7. Statistical Sampling
Both precision and recall can be measured through statistical sampling. This can reduce the number of documents reviewed while still providing a sense of how effectively the predictive workflow is working. If after substantial review of documents from within a predictive workflow, 500,000 unreviewed documents remain. A statistically randomized sample of the 500,000 reveals that less than 1% of the sample is responsive. At that point, counsel may declare the review ended and deem the corpus of remaining unreviewed documents as an unlikely source to contain discoverable evidence.
Of critical importance in statistical sampling is the sample size. A formula receives inputs of your desired confidence level (statistical certainty) and interval (margin of error in the statistical sample size) and returns a sample size statistically sufficient to achieve the confidence. The confidence levels and intervals should be tailored for maximum defensibility. Even with a confidence interval of + or - 1%, a sample size of 20,000 documents or less can be sufficient on a universe of 400,000 documents or more. However, the exigencies of high-stakes litigation and the non-uniform or intentionally biased universe of documents may require a larger sample size than what is calculated as a matter of statistical integrity.
8. Concept Clustering
Concept clustering refers to a set of tools that examines when certain words appear together in documents. The computer can generate concept clustered without any human input, finding documents that share the same combinations of words. Concept clusters can be used for smart prioritization of documents for review, and some predictive coding tools have effectively employed concept clustering at the heart of their algorithms.
Do courts endorse predictive coding as a defensible approach to e-discovery? The answer to that question is still being worked out, but so far, both federal and state courts have generally approved the use of predictive coding technology as a means of fulfilling discovery obligations and maintaining costs proportional to the scale of the controversy. However, in the face of severe sanctions for discovery misconduct and “discovery about discovery,” you should always have a process expert track the process’s transparency and maintain a strong audit trail that will help establish a highly defensible predictive process.
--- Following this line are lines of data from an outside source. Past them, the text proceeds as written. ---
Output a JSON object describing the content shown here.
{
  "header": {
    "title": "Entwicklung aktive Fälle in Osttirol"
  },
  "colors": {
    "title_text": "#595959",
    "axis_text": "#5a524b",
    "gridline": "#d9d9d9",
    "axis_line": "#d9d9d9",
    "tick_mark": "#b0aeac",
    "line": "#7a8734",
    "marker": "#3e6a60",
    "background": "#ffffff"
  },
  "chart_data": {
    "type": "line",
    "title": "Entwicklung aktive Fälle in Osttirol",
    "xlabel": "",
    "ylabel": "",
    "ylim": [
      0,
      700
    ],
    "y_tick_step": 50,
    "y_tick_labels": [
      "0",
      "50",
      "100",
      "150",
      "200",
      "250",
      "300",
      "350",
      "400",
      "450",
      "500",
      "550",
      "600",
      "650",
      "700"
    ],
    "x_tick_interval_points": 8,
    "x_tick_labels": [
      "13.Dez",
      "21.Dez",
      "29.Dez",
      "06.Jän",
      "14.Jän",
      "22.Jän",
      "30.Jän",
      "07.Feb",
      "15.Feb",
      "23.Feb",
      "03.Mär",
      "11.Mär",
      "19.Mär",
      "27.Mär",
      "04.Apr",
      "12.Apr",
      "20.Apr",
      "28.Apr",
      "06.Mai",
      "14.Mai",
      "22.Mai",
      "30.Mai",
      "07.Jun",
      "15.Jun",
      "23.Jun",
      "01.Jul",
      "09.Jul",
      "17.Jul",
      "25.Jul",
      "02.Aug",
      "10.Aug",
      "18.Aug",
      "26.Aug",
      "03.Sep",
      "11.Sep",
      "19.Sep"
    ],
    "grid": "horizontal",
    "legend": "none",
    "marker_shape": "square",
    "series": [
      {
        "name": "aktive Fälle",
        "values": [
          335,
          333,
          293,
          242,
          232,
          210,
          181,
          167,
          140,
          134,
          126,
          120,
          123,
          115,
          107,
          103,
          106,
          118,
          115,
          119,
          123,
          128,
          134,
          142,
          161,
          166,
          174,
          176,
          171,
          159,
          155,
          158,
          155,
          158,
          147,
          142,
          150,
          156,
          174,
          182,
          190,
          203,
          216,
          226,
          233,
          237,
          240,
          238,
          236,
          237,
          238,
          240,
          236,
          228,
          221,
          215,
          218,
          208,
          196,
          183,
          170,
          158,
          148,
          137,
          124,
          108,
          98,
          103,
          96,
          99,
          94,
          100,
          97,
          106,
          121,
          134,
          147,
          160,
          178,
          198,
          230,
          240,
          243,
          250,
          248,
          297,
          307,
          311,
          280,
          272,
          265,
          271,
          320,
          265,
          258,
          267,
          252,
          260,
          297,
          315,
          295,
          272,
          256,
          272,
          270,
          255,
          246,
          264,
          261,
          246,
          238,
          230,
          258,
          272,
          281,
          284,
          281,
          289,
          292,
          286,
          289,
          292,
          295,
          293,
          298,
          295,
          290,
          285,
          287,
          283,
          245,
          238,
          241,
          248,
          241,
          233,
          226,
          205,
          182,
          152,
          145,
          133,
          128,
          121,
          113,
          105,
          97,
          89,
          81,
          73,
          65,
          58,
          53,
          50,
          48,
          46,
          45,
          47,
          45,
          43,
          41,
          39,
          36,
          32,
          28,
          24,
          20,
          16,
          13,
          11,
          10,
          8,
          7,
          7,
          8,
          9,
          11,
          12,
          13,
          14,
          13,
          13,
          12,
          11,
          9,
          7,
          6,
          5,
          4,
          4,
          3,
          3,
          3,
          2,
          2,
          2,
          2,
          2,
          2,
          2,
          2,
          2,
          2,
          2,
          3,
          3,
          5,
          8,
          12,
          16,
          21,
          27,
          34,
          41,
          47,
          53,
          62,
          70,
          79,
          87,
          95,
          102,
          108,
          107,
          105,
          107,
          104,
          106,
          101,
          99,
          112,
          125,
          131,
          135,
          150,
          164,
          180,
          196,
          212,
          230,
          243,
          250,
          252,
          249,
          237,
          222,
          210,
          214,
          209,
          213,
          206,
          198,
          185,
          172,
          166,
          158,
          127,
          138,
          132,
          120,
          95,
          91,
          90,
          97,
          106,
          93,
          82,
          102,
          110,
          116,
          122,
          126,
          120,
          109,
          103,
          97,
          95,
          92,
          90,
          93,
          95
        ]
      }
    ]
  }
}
10. Developments in Litigation Strategy
Keep an eye out for emerging strategic nuances in litigation strategy. For instance, a federal court recently opined that a combination of keyword search terms and predictive technology was sufficient to meet the responding party’s discovery obligations (See In re Biomet M2a Magnum Hip Implants Products Liability Litigation, No. 3:12-MD-2391 (N.D. Ind. April 18, 2013). Predictive coding is often described as a cost-saver for defendants responding to sweeping discovery requests, but in the Biomet case, it was actually the plaintiffs that were pushing for more predictive coding to be used in order to realize higher recall of responsive documents. The court found that the defendants’ review process was defensible but plaintiffs’ argument is one to watch for in the future. In the world of keyword searches, counsel could negotiate a list of words that connect directly to documents that are being produced. The list of keyword search terms was critical to defining the agreed-upon scope of discoverable evidence. When complex linguistic algorithms in predictive coding are replacing the deployment of simple keyword searches, the nature of litigation strategy in discovery will invariably be impacted.